"Wir müssen uns der Tatsache stellen, dass Missbrauch, zumindest in bestimmten kirchlichen und verbandlichen Ebenen, bekannt gewesen sein muss", erklärte der Geschäftsführer des Diözesanverbandes, Uwe Slüter, am Dienstag in Münster. "Missbrauch ist Menschenvergehen, für Täter wie für Schweigende."
Missbrauchsstudie veröffentlicht
Forschende der Universität Münster hatten vergangene Woche eine Aufarbeitungsstudie zu sexueller Gewalt durch Geistliche in der Diözese veröffentlicht. Darin beschreiben sie auch den Fall eines inzwischen verstorbenen Priesters, der Ende der 1960er-Jahre in hoher Position für das Kolpingwerk tätig war.
Während dieser Zeit soll er sich - wie bereits zuvor - an Minderjährigen vergangen haben. Viele Taten hätten sich im Zusammenhang mit seiner ehrenamtlichen Arbeit in einem Kinderheim zugetragen.
Anfang der 1970er-Jahre wurden dem Bistum laut Studie Anschuldigungen gegen den Priester bekannt. Der Geistliche habe eine mehrwöchige Auszeit genommen und sei dann wieder in Pfarreien eingesetzt worden, wo es zu weiterem Missbrauch gekommen sei.
Den Forschenden zufolge waren die Vorwürfe vermutlich mehreren Bistumsverantwortlichen und weiteren Personen bekannt, etwa den Ordensschwestern im Kinderheim und einer Haushälterin des Priesters.
Nachdem 2010 die Presse über den Fall berichtete, untersagte Bischof Felix Genn dem Geistlichen die Ausübung der priesterlichen Dienste.
Schweigen und Wegschauen?
Der Vatikan verzichtete wegen einer Demenzerkrankung des Geistlichen auf weitere Schritte. Die Staatsanwaltschaft stellte ihre Ermittlungen wegen Verjährung ein.

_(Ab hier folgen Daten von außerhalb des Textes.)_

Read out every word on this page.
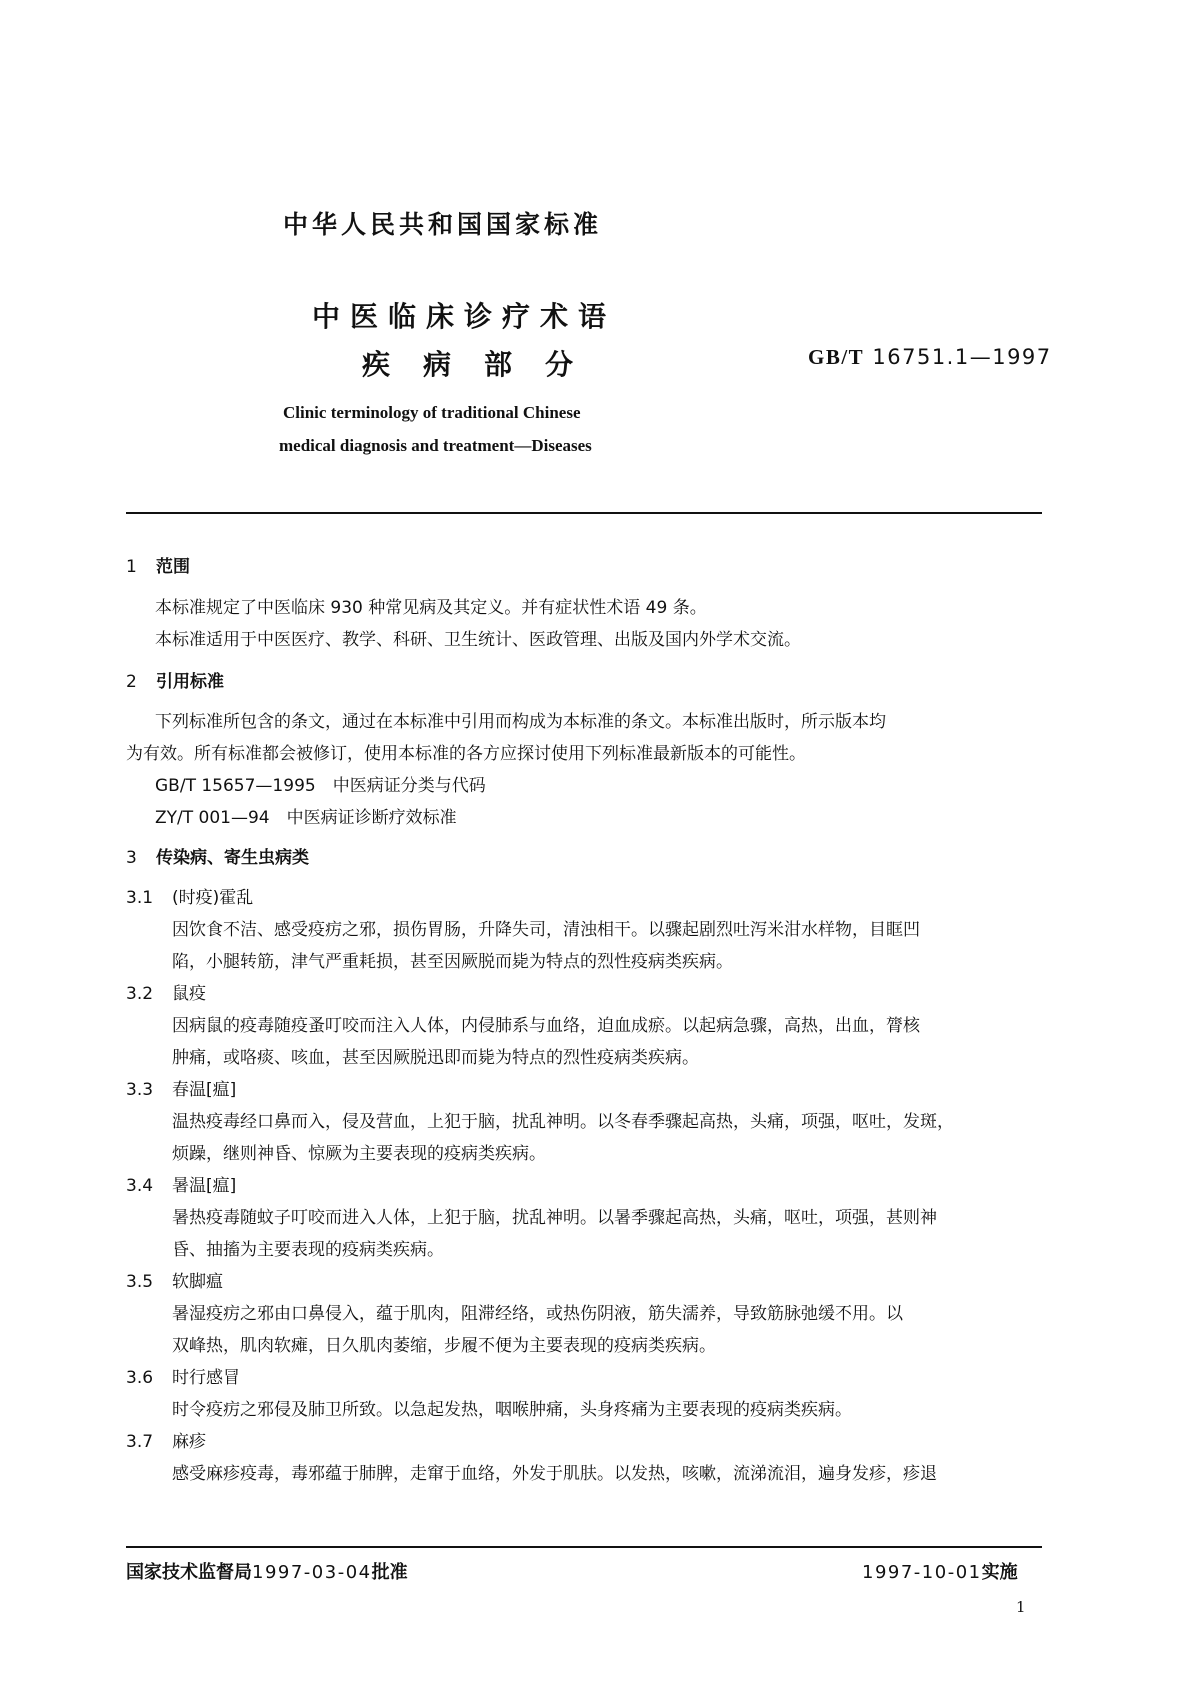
中华人民共和国国家标准
中医临床诊疗术语
疾病部分	GB/T 16751.1—1997
Clinic terminology of traditional Chinese
medical diagnosis and treatment—Diseases
1 范围
本标准规定了中医临床 930 种常见病及其定义。并有症状性术语 49 条。
本标准适用于中医医疗、教学、科研、卫生统计、医政管理、出版及国内外学术交流。
2 引用标准
下列标准所包含的条文，通过在本标准中引用而构成为本标准的条文。本标准出版时，所示版本均
为有效。所有标准都会被修订，使用本标准的各方应探讨使用下列标准最新版本的可能性。
GB/T 15657—1995　中医病证分类与代码
ZY/T 001—94　中医病证诊断疗效标准
3 传染病、寄生虫病类
3.1 (时疫)霍乱
因饮食不洁、感受疫疠之邪，损伤胃肠，升降失司，清浊相干。以骤起剧烈吐泻米泔水样物，目眶凹
陷，小腿转筋，津气严重耗损，甚至因厥脱而毙为特点的烈性疫病类疾病。
3.2 鼠疫
因病鼠的疫毒随疫蚤叮咬而注入人体，内侵肺系与血络，迫血成瘀。以起病急骤，高热，出血，膂核
肿痛，或咯痰、咳血，甚至因厥脱迅即而毙为特点的烈性疫病类疾病。
3.3 春温[瘟]
温热疫毒经口鼻而入，侵及营血，上犯于脑，扰乱神明。以冬春季骤起高热，头痛，项强，呕吐，发斑，
烦躁，继则神昏、惊厥为主要表现的疫病类疾病。
3.4 暑温[瘟]
暑热疫毒随蚊子叮咬而进入人体，上犯于脑，扰乱神明。以暑季骤起高热，头痛，呕吐，项强，甚则神
昏、抽搐为主要表现的疫病类疾病。
3.5 软脚瘟
暑湿疫疠之邪由口鼻侵入，蕴于肌肉，阻滞经络，或热伤阴液，筋失濡养，导致筋脉弛缓不用。以
双峰热，肌肉软瘫，日久肌肉萎缩，步履不便为主要表现的疫病类疾病。
3.6 时行感冒
时令疫疠之邪侵及肺卫所致。以急起发热，咽喉肿痛，头身疼痛为主要表现的疫病类疾病。
3.7 麻疹
感受麻疹疫毒，毒邪蕴于肺脾，走窜于血络，外发于肌肤。以发热，咳嗽，流涕流泪，遍身发疹，疹退
国家技术监督局1997-03-04批准	1997-10-01实施
1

"Wir werden wohl davon ausgehen müssen, dass auch Verantwortliche auf verschiedenen Ebenen des Diözesanverbandes durch Schweigen und Wegschauen Missbrauch begünstigt haben", erklärte Kolpingwerk-Geschäftsführer Slüter. Der Sozialverband forderte die Einrichtung einer staatlichen Aufarbeitungskommission und ein Ende des Klerikalismus.
"Die vielfach von Geweihten selbst als auch durch Christen empfundene Unantastbarkeit gegenüber Priestern muss einem Bürgerpflichts-Denken weichen", so das Kolpingwerk. Es stellte sich hinter den Maßnahmenkatalog, den Genn nach Vorstellung der Studie bekannt gegeben hatte.